In aula era presente il papà di Federico, Lino Aldrovandi: «I 6 mesi di carcere sarebbero un segnale positivo e di trasparenza. Un monito per chi con la divisa abbia a commettere fatti simili. Secondo me ci sono gli estremi per il carcere, ma non me lo aspetto. Per me invece il messaggio che arriva dalla tre sentenze è che queste persone non devono più vestire la divisa. Queste persone devono essere licenziate».

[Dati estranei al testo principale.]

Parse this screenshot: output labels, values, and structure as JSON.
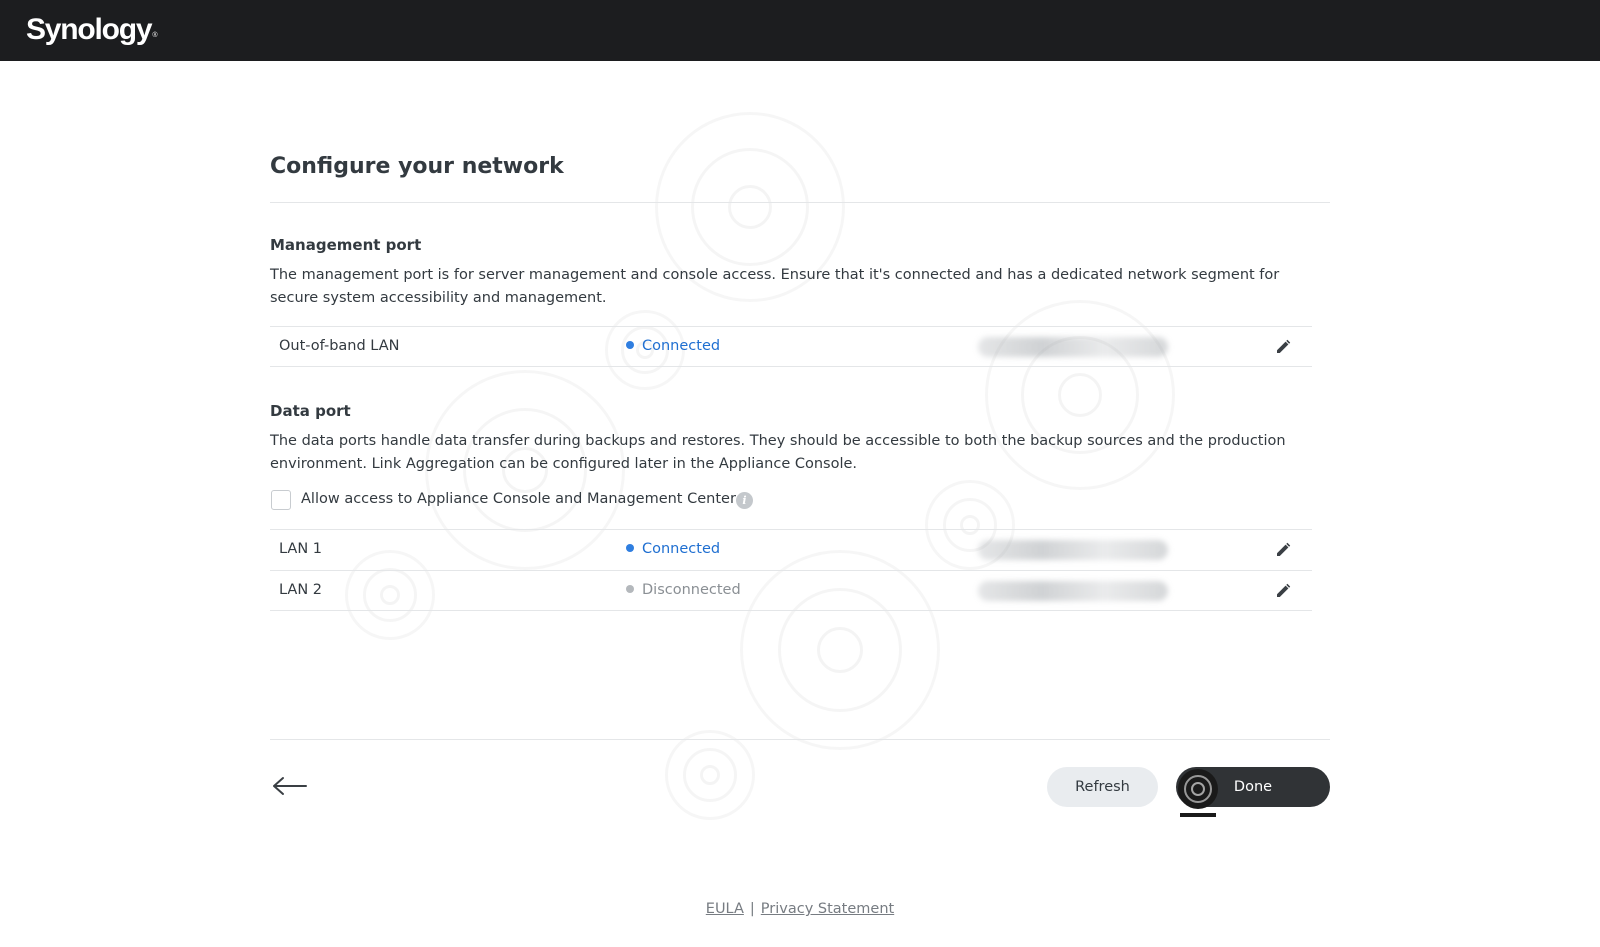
{
  "header": {
    "logo_text": "Synology",
    "logo_trademark": "®"
  },
  "page": {
    "title": "Configure your network"
  },
  "management": {
    "title": "Management port",
    "description": "The management port is for server management and console access. Ensure that it's connected and has a dedicated network segment for secure system accessibility and management.",
    "ports": [
      {
        "name": "Out-of-band LAN",
        "status": "Connected",
        "status_color": "#1f6fd1",
        "dot_color": "#2f7ee0"
      }
    ]
  },
  "data": {
    "title": "Data port",
    "description": "The data ports handle data transfer during backups and restores. They should be accessible to both the backup sources and the production environment. Link Aggregation can be configured later in the Appliance Console.",
    "checkbox_label": "Allow access to Appliance Console and Management Center",
    "checkbox_checked": false,
    "ports": [
      {
        "name": "LAN 1",
        "status": "Connected",
        "status_color": "#1f6fd1",
        "dot_color": "#2f7ee0"
      },
      {
        "name": "LAN 2",
        "status": "Disconnected",
        "status_color": "#8a8f94",
        "dot_color": "#b4b8bc"
      }
    ]
  },
  "buttons": {
    "refresh": "Refresh",
    "done": "Done"
  },
  "footer": {
    "eula": "EULA",
    "separator": "|",
    "privacy": "Privacy Statement"
  },
  "icons": {
    "back": "arrow-left-icon",
    "edit": "pencil-icon",
    "info": "info-icon"
  }
}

La posizione disciplinare - sospensione dal servizio, radiazione dalla polizia o altro in seguito alla condanna definitiva - è distinta infatti da quella penale e demandata ai consigli provinciali di disciplina delle questure del Nord Italia in cui i quattro poliziotti svolgono ora servizio: secondo l'orientamento giuridico, hanno più volte spiegato i legali, trattandosi di reato colposo e non doloso, sarebbe prevista la sospensione temporanea, ma il rischio è anche quello della radiazione. La decisione della disciplinare, prevista per marzo, è autonoma e svincolata da sentenza penale e provvedimenti della Sorveglianza, anche se, i due percorsi si influenzano. Quanto alla natura del reato, la lettura delle motivazioni spiega molto di più del titolo di reato. I quattro non solo pestarono a morte un ragazzo disarmato, incensurato e che non stava commettendo alcun reato ma assieme a settori importanti della questura parteciparono alla prima fase delle indagini quando anche altri poliziotti e funzionari hanno agito per depistare le indagini su quanto avvenne all'alba del 25 settembre nel parco di Via Ippodromo.
«Io non sono contro la polizia ma contro chi ha disonorato il corpo», ripete per l'ennesima volta Lino Aldrovandi. «Credo ancora nello Stato, è ed è stato un percorso faticosissimo, ma non siamo stati lasciati soli», prosegue il padre di Federico parlando di «una tristezza grandissima perchè in questa vicenda abbiamo perso tutti, noi genitori e le istituzioni. Mi aspetto che i giudici leggano le parole scritte nelle tre sentenze di condanna, in cui si parla di "schegge impazzite in preda al delirio" e che dimostrano che qualcosa non è andata. Anche se anche ci fossero cento anni di condanna non ci sarebbe giustizia, la sola giustizia sarebbe che tornasse indietro Federico. Le responsabilità personali vanno pagate, e noi chiediamo che questi agenti non vestano più la divisa».